Dawson City would not be nearly as well-known as it is without the writings of three men who lived here for parts of their lives. This year we will once again be celebrating all of their lives and works with a stroll along the Writers’ Block, that portion of Eighth Avenue where they once lived.

When Jack London lived in Dawson, he was mostly either in the north end of town, or at Father Judge’s Hospital. However, one of the cabins on Henderson Creek, in which he spent his winter trying to be a miner, now sits at Jack London Square. Actually, it’s half of the cabin. The other part has been relocated to Oakland, California, as part of the deal that Yukon journalist Dick North struck with the Americans who financed the 1964 expedition that located and authenticated it.
Jack London Square (pictured above) now boasts the London Museum, created from North’s collection of London memorabilia, and run by the Klondike Visitors Association. (KVA.) It’s interpreted by North’s protégé, Dawne Mitchell, along with her crew. 

Robert Service’s cabin, where he lived from 1909 to 1912

Just up around the bend, on the high side of the avenue, is the cabin Robert Service rented (he did not build it) from Edna Clarke. There, he wrote his second collection of poems,  Ballads of a Cheechako, and his first novel, The Trail of ’98. After Service left Dawson in 1912, Clarke kept the cabin, which was already beginning to attract visitors, vacant for him to return to. He didn’t, though some of his descendants have. The cabin is now owned and managed by Parks Canada. Daily interpretive programs take place there during the tourist season. 

Right across the street is the cabin where Pierre Berton lived for most of his pre-teen years, before his father lost his government job and the family moved to Victoria. Here, he was a school chum of my former next-door neighbour, the late John Gould. Gould was part of the group that persuaded Berton to buy back the house and land in 1989. 

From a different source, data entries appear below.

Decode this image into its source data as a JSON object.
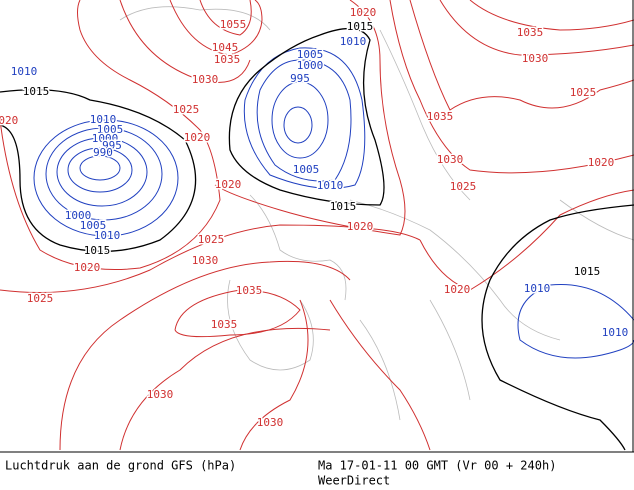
{
  "isobar_labels": [
    {
      "value": 1010,
      "color": "#2040c0"
    },
    {
      "value": 1015,
      "color": "#000000"
    },
    {
      "value": 1020,
      "color": "#d03030"
    },
    {
      "value": 1010,
      "color": "#2040c0"
    },
    {
      "value": 1005,
      "color": "#2040c0"
    },
    {
      "value": 1000,
      "color": "#2040c0"
    },
    {
      "value": 995,
      "color": "#2040c0"
    },
    {
      "value": 990,
      "color": "#2040c0"
    },
    {
      "value": 1000,
      "color": "#2040c0"
    },
    {
      "value": 1005,
      "color": "#2040c0"
    },
    {
      "value": 1010,
      "color": "#2040c0"
    },
    {
      "value": 1015,
      "color": "#000000"
    },
    {
      "value": 1020,
      "color": "#d03030"
    },
    {
      "value": 1025,
      "color": "#d03030"
    },
    {
      "value": 1005,
      "color": "#2040c0"
    },
    {
      "value": 1000,
      "color": "#2040c0"
    },
    {
      "value": 995,
      "color": "#2040c0"
    },
    {
      "value": 1005,
      "color": "#2040c0"
    },
    {
      "value": 1010,
      "color": "#2040c0"
    },
    {
      "value": 1015,
      "color": "#000000"
    },
    {
      "value": 1020,
      "color": "#d03030"
    },
    {
      "value": 1010,
      "color": "#2040c0"
    },
    {
      "value": 1015,
      "color": "#000000"
    },
    {
      "value": 1020,
      "color": "#d03030"
    },
    {
      "value": 1055,
      "color": "#d03030"
    },
    {
      "value": 1045,
      "color": "#d03030"
    },
    {
      "value": 1035,
      "color": "#d03030"
    },
    {
      "value": 1030,
      "color": "#d03030"
    },
    {
      "value": 1025,
      "color": "#d03030"
    },
    {
      "value": 1020,
      "color": "#d03030"
    },
    {
      "value": 1020,
      "color": "#d03030"
    },
    {
      "value": 1025,
      "color": "#d03030"
    },
    {
      "value": 1030,
      "color": "#d03030"
    },
    {
      "value": 1035,
      "color": "#d03030"
    },
    {
      "value": 1035,
      "color": "#d03030"
    },
    {
      "value": 1030,
      "color": "#d03030"
    },
    {
      "value": 1030,
      "color": "#d03030"
    },
    {
      "value": 1035,
      "color": "#d03030"
    },
    {
      "value": 1030,
      "color": "#d03030"
    },
    {
      "value": 1025,
      "color": "#d03030"
    },
    {
      "value": 1035,
      "color": "#d03030"
    },
    {
      "value": 1030,
      "color": "#d03030"
    },
    {
      "value": 1025,
      "color": "#d03030"
    },
    {
      "value": 1020,
      "color": "#d03030"
    },
    {
      "value": 1020,
      "color": "#d03030"
    },
    {
      "value": 1015,
      "color": "#000000"
    },
    {
      "value": 1010,
      "color": "#2040c0"
    },
    {
      "value": 1010,
      "color": "#2040c0"
    }
  ],
  "footer": {
    "title": "Luchtdruk aan de grond GFS (hPa)",
    "time": "Ma 17-01-11 00 GMT (Vr 00 + 240h)",
    "source": "WeerDirect"
  }
}
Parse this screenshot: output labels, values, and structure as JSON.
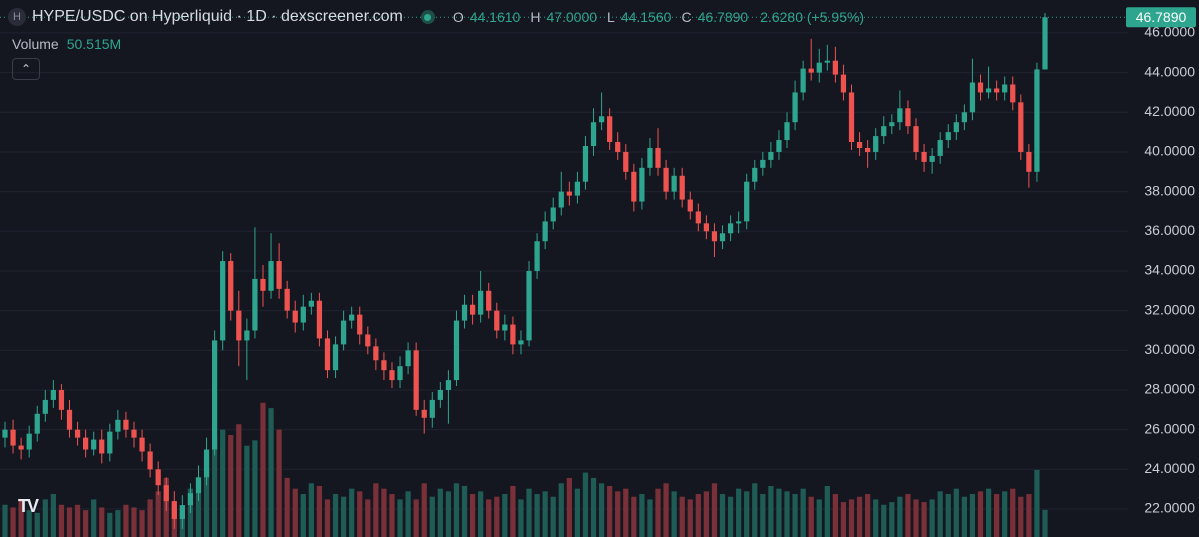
{
  "chart_data": {
    "type": "candlestick",
    "title": "HYPE/USDC on Hyperliquid · 1D · dexscreener.com",
    "legend": [
      {
        "key": "O",
        "value": "44.1610"
      },
      {
        "key": "H",
        "value": "47.0000"
      },
      {
        "key": "L",
        "value": "44.1560"
      },
      {
        "key": "C",
        "value": "46.7890"
      }
    ],
    "change": "2.6280 (+5.95%)",
    "volume_title": "Volume",
    "volume_value": "50.515M",
    "last_price_label": "46.7890",
    "up_color": "#2ea58f",
    "down_color": "#ef5350",
    "up_volume_color": "#1f5c55",
    "down_volume_color": "#7a3038",
    "ylim": [
      20.59,
      47.66
    ],
    "yticks": [
      {
        "value": 22,
        "label": "22.0000"
      },
      {
        "value": 24,
        "label": "24.0000"
      },
      {
        "value": 26,
        "label": "26.0000"
      },
      {
        "value": 28,
        "label": "28.0000"
      },
      {
        "value": 30,
        "label": "30.0000"
      },
      {
        "value": 32,
        "label": "32.0000"
      },
      {
        "value": 34,
        "label": "34.0000"
      },
      {
        "value": 36,
        "label": "36.0000"
      },
      {
        "value": 38,
        "label": "38.0000"
      },
      {
        "value": 40,
        "label": "40.0000"
      },
      {
        "value": 42,
        "label": "42.0000"
      },
      {
        "value": 44,
        "label": "44.0000"
      },
      {
        "value": 46,
        "label": "46.0000"
      }
    ],
    "grid": true,
    "volume_ylim": [
      0,
      1000
    ],
    "open": [
      25.6,
      26.0,
      25.2,
      25.0,
      25.8,
      26.8,
      27.5,
      28.0,
      27.0,
      26.0,
      25.6,
      25.0,
      25.5,
      24.8,
      25.9,
      26.5,
      26.0,
      25.6,
      24.9,
      24.0,
      23.2,
      22.4,
      21.5,
      22.2,
      22.8,
      23.6,
      25.0,
      30.5,
      34.5,
      32.0,
      30.5,
      31.0,
      33.6,
      33.0,
      34.5,
      33.1,
      32.0,
      31.4,
      32.2,
      32.5,
      30.6,
      29.0,
      30.3,
      31.5,
      31.8,
      30.8,
      30.2,
      29.5,
      29.0,
      28.5,
      29.2,
      30.0,
      27.0,
      26.6,
      27.5,
      28.0,
      28.5,
      31.5,
      32.3,
      31.8,
      33.0,
      32.0,
      31.0,
      31.3,
      30.3,
      30.5,
      34.0,
      35.5,
      36.5,
      37.2,
      38.0,
      37.8,
      38.5,
      40.3,
      41.5,
      41.8,
      40.5,
      40.0,
      39.0,
      37.5,
      39.2,
      40.2,
      39.2,
      38.0,
      38.8,
      37.6,
      37.0,
      36.4,
      36.0,
      35.5,
      35.9,
      36.4,
      36.5,
      38.5,
      39.2,
      39.6,
      40.0,
      40.6,
      41.5,
      43.0,
      44.2,
      44.0,
      44.5,
      44.6,
      43.9,
      43.0,
      40.5,
      40.2,
      40.0,
      40.8,
      41.3,
      41.5,
      42.2,
      41.3,
      40.0,
      39.5,
      39.8,
      40.6,
      41.0,
      41.5,
      42.0,
      43.5,
      43.0,
      43.2,
      43.0,
      43.4,
      42.5,
      40.0,
      39.0,
      44.161
    ],
    "high": [
      26.4,
      26.5,
      25.6,
      26.2,
      27.2,
      28.0,
      28.5,
      28.3,
      27.5,
      26.4,
      26.0,
      25.9,
      26.0,
      26.3,
      27.0,
      26.9,
      26.4,
      26.0,
      25.3,
      24.4,
      23.6,
      22.9,
      22.7,
      23.3,
      24.2,
      25.6,
      31.0,
      35.0,
      34.9,
      33.0,
      31.6,
      36.2,
      34.3,
      35.9,
      35.4,
      33.5,
      32.5,
      32.8,
      32.9,
      32.9,
      31.0,
      30.7,
      32.0,
      32.2,
      32.2,
      31.2,
      30.6,
      29.9,
      29.4,
      29.7,
      30.4,
      30.4,
      27.5,
      27.9,
      28.4,
      29.0,
      32.0,
      32.8,
      32.8,
      34.0,
      33.4,
      32.4,
      31.8,
      31.7,
      31.0,
      34.5,
      35.9,
      37.0,
      37.7,
      39.0,
      38.5,
      39.0,
      40.8,
      42.2,
      43.0,
      42.2,
      41.0,
      40.4,
      39.4,
      39.7,
      40.7,
      41.2,
      39.6,
      39.2,
      39.2,
      38.0,
      37.4,
      36.8,
      36.4,
      36.3,
      36.8,
      37.0,
      38.9,
      39.6,
      40.0,
      40.5,
      41.1,
      42.0,
      43.6,
      44.6,
      45.7,
      45.2,
      45.4,
      45.3,
      44.4,
      43.4,
      41.0,
      40.6,
      41.2,
      41.8,
      41.9,
      43.1,
      42.6,
      41.7,
      40.4,
      40.2,
      41.0,
      41.4,
      41.9,
      42.4,
      44.7,
      43.9,
      44.3,
      43.6,
      43.8,
      43.8,
      42.9,
      40.4,
      44.5,
      47.0
    ],
    "low": [
      25.1,
      24.8,
      24.5,
      24.6,
      25.4,
      26.4,
      27.1,
      26.5,
      25.6,
      25.2,
      24.6,
      24.7,
      24.3,
      24.4,
      25.5,
      25.6,
      25.1,
      24.4,
      23.6,
      22.7,
      21.9,
      21.0,
      21.0,
      21.8,
      22.4,
      23.2,
      24.7,
      30.0,
      31.5,
      29.2,
      28.5,
      30.6,
      32.2,
      32.6,
      32.6,
      31.6,
      30.9,
      31.0,
      31.8,
      30.2,
      28.6,
      28.6,
      30.0,
      31.1,
      30.3,
      29.8,
      29.0,
      28.5,
      28.1,
      28.1,
      28.8,
      26.7,
      25.8,
      26.1,
      27.1,
      26.3,
      28.2,
      31.1,
      31.3,
      31.4,
      31.6,
      30.6,
      30.5,
      29.8,
      29.8,
      30.2,
      33.6,
      35.1,
      36.1,
      36.8,
      37.3,
      37.4,
      38.1,
      39.8,
      41.1,
      40.1,
      39.6,
      38.6,
      37.0,
      37.1,
      38.8,
      38.8,
      37.6,
      37.6,
      37.2,
      36.6,
      36.0,
      35.6,
      34.7,
      35.1,
      35.5,
      35.9,
      36.1,
      38.1,
      38.8,
      39.2,
      39.6,
      40.2,
      41.1,
      42.6,
      43.6,
      43.5,
      44.1,
      43.5,
      42.6,
      40.1,
      39.8,
      39.2,
      39.6,
      40.4,
      40.9,
      41.1,
      40.9,
      39.6,
      39.0,
      38.9,
      39.4,
      40.2,
      40.6,
      41.1,
      41.6,
      42.6,
      42.7,
      42.6,
      42.6,
      42.1,
      39.6,
      38.2,
      38.5,
      44.156
    ],
    "close": [
      26.0,
      25.2,
      25.0,
      25.8,
      26.8,
      27.5,
      28.0,
      27.0,
      26.0,
      25.6,
      25.0,
      25.5,
      24.8,
      25.9,
      26.5,
      26.0,
      25.6,
      24.9,
      24.0,
      23.2,
      22.4,
      21.5,
      22.2,
      22.8,
      23.6,
      25.0,
      30.5,
      34.5,
      32.0,
      30.5,
      31.0,
      33.6,
      33.0,
      34.5,
      33.1,
      32.0,
      31.4,
      32.2,
      32.5,
      30.6,
      29.0,
      30.3,
      31.5,
      31.8,
      30.8,
      30.2,
      29.5,
      29.0,
      28.5,
      29.2,
      30.0,
      27.0,
      26.6,
      27.5,
      28.0,
      28.5,
      31.5,
      32.3,
      31.8,
      33.0,
      32.0,
      31.0,
      31.3,
      30.3,
      30.5,
      34.0,
      35.5,
      36.5,
      37.2,
      38.0,
      37.8,
      38.5,
      40.3,
      41.5,
      41.8,
      40.5,
      40.0,
      39.0,
      37.5,
      39.2,
      40.2,
      39.2,
      38.0,
      38.8,
      37.6,
      37.0,
      36.4,
      36.0,
      35.5,
      35.9,
      36.4,
      36.5,
      38.5,
      39.2,
      39.6,
      40.0,
      40.6,
      41.5,
      43.0,
      44.2,
      44.0,
      44.5,
      44.6,
      43.9,
      43.0,
      40.5,
      40.2,
      40.0,
      40.8,
      41.3,
      41.5,
      42.2,
      41.3,
      40.0,
      39.5,
      39.8,
      40.6,
      41.0,
      41.5,
      42.0,
      43.5,
      43.0,
      43.2,
      43.0,
      43.4,
      42.5,
      40.0,
      39.0,
      44.161,
      46.789
    ],
    "volume": [
      60,
      55,
      70,
      50,
      45,
      70,
      80,
      60,
      55,
      60,
      50,
      70,
      55,
      45,
      50,
      60,
      55,
      50,
      70,
      85,
      110,
      60,
      55,
      90,
      110,
      150,
      185,
      200,
      190,
      210,
      170,
      180,
      250,
      240,
      200,
      110,
      90,
      80,
      100,
      95,
      70,
      80,
      75,
      90,
      85,
      70,
      100,
      90,
      80,
      70,
      85,
      70,
      100,
      75,
      90,
      85,
      100,
      95,
      80,
      85,
      70,
      75,
      80,
      95,
      70,
      90,
      80,
      85,
      75,
      100,
      110,
      90,
      120,
      110,
      100,
      95,
      85,
      90,
      75,
      80,
      70,
      90,
      100,
      85,
      75,
      70,
      80,
      85,
      100,
      80,
      75,
      90,
      85,
      100,
      80,
      95,
      90,
      85,
      80,
      90,
      75,
      70,
      95,
      80,
      65,
      70,
      75,
      80,
      70,
      60,
      65,
      75,
      80,
      70,
      65,
      70,
      85,
      80,
      90,
      75,
      80,
      85,
      90,
      80,
      85,
      90,
      75,
      80,
      125,
      50.515
    ]
  }
}
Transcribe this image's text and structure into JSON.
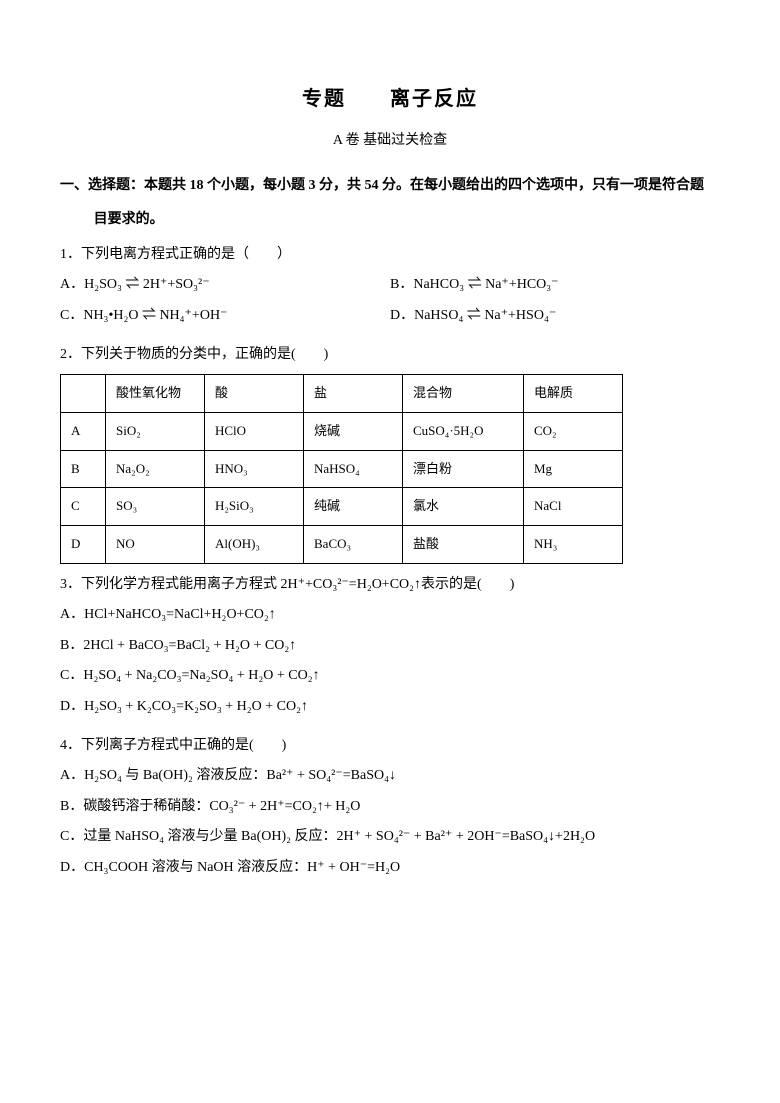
{
  "title": "专题　　离子反应",
  "subtitle": "A 卷  基础过关检查",
  "section1": "一、选择题：本题共 18 个小题，每小题 3 分，共 54 分。在每小题给出的四个选项中，只有一项是符合题",
  "section1b": "目要求的。",
  "q1": {
    "stem": "1．下列电离方程式正确的是（　　）",
    "A": "A．H₂SO₃ ⇌ 2H⁺+SO₃²⁻",
    "B": "B．NaHCO₃ ⇌ Na⁺+HCO₃⁻",
    "C": "C．NH₃•H₂O ⇌ NH₄⁺+OH⁻",
    "D": "D．NaHSO₄ ⇌ Na⁺+HSO₄⁻"
  },
  "q2": {
    "stem": "2．下列关于物质的分类中，正确的是(　　)",
    "headers": [
      "",
      "酸性氧化物",
      "酸",
      "盐",
      "混合物",
      "电解质"
    ],
    "rows": [
      [
        "A",
        "SiO₂",
        "HClO",
        "烧碱",
        "CuSO₄·5H₂O",
        "CO₂"
      ],
      [
        "B",
        "Na₂O₂",
        "HNO₃",
        "NaHSO₄",
        "漂白粉",
        "Mg"
      ],
      [
        "C",
        "SO₃",
        "H₂SiO₃",
        "纯碱",
        "氯水",
        "NaCl"
      ],
      [
        "D",
        "NO",
        "Al(OH)₃",
        "BaCO₃",
        "盐酸",
        "NH₃"
      ]
    ]
  },
  "q3": {
    "stem": "3．下列化学方程式能用离子方程式 2H⁺+CO₃²⁻=H₂O+CO₂↑表示的是(　　)",
    "A": "A．HCl+NaHCO₃=NaCl+H₂O+CO₂↑",
    "B": "B．2HCl + BaCO₃=BaCl₂ + H₂O + CO₂↑",
    "C": "C．H₂SO₄ + Na₂CO₃=Na₂SO₄ + H₂O + CO₂↑",
    "D": "D．H₂SO₃ + K₂CO₃=K₂SO₃ + H₂O + CO₂↑"
  },
  "q4": {
    "stem": "4．下列离子方程式中正确的是(　　)",
    "A": "A．H₂SO₄ 与 Ba(OH)₂ 溶液反应：Ba²⁺ + SO₄²⁻=BaSO₄↓",
    "B": "B．碳酸钙溶于稀硝酸：CO₃²⁻ + 2H⁺=CO₂↑+ H₂O",
    "C": "C．过量 NaHSO₄ 溶液与少量 Ba(OH)₂ 反应：2H⁺ + SO₄²⁻ + Ba²⁺ + 2OH⁻=BaSO₄↓+2H₂O",
    "D": "D．CH₃COOH 溶液与 NaOH 溶液反应：H⁺ + OH⁻=H₂O"
  }
}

Berton House, seen from the viewing platform with the interpretive panels

Over the next seven years, the KVA helped to get the place back to a livable state. At the same time the Yukon Arts Council struck a committee, that I had the pleasure of serving on, to devise a writer-in-residence program. This launched in 1996 and has seen nearly 90 residents since that time. It is now managed by the Writers’ Trust of Canada, with some assistance from the KVA and the Dawson Community Library.

As it is a working home for whoever is there, the Authors on Eighth Walking Tour (held this year on August 15) is the only time the general public gets to take a peek inside. It’s the last stop on the tour that day and the place where the winners of the annual Authors on Eighth Writing Contest (covered here on June 19) are announced.

I made up the term Writers’ Block as a pun back in the 1990s. Certainly these men were anything but blocked in their writing, but it caught on and is often used to refer to the three sites as a group.